Поскольку к тому времени стало ясно, что у меня нет никакой надежды на обычную респектабельную жизнь, мне ничто не мешало надеяться на обычную респектабельную любовную связь с любым представителем противоположного пола. Я знала, что мне придется спать с Полом Ван Зэйлом, но ради Мэллингхэма я была готова пожертвовать своей девственностью. И вряд ли стоило бы тянуть с этим до брачной ночи, которой никогда не бывать. Кроме того, мне пришлось признаться себе в том, что к тому времени (мне было двадцать два года) меня уже мучило любопытство: действительно ли половой акт такая восхитительная вещь, как, по-видимому, все думают. Я к тому времени уже не была религиозной и решила не прислушиваться к угрызениям совести. И достаточно хорошо знала теорию Фрейда, чтобы сказать себе, что излишняя стыдливость вредит здоровью. И, разумеется, была достаточно доведена до отчаяния, чтобы улечься в постель с совершенно незнакомым человеком. Единственной моей заботой была мысль о том, окажется ли Пол Ван Зэйл достаточно доведенным до отчаяния, чтобы спать со мной, но я очень надеялась на это, вспоминая слова отца о мужчинах средних лет, всегда находящих привлекательными молодых девушек.

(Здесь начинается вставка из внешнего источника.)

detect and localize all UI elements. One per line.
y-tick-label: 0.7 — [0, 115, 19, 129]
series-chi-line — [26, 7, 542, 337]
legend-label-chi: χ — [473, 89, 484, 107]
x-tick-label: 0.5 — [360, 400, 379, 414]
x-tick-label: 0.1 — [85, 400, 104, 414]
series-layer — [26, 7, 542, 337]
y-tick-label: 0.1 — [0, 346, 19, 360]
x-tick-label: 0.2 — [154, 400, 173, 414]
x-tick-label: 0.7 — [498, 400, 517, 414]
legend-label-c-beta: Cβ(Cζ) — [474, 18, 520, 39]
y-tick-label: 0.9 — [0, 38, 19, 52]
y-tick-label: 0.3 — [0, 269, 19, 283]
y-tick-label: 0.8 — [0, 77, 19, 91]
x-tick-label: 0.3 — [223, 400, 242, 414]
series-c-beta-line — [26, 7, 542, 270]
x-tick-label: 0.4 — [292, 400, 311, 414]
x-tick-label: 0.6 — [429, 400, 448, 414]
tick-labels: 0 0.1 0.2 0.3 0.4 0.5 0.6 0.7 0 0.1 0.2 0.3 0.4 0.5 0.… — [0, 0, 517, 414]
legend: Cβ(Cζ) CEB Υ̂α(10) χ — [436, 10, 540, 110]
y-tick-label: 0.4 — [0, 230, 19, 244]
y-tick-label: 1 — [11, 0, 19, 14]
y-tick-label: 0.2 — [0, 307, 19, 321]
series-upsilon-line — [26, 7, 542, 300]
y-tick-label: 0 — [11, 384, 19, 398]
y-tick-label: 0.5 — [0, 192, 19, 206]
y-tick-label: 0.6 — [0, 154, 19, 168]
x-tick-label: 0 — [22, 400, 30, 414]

Чем больше я думала о Поле Ван Зэйле, тем более решительно была готова к тому, что возненавижу его. Я ехала к нему в офис в большой продуктовой корзине и думала: он мерзкий человек, который будет вынуждать меня сносить все это! Я никогда не видела его фотографий, но была уверена, что он жирный, плешивый коротышка. Одна мысль об его американском акценте вызывала у меня содрогание.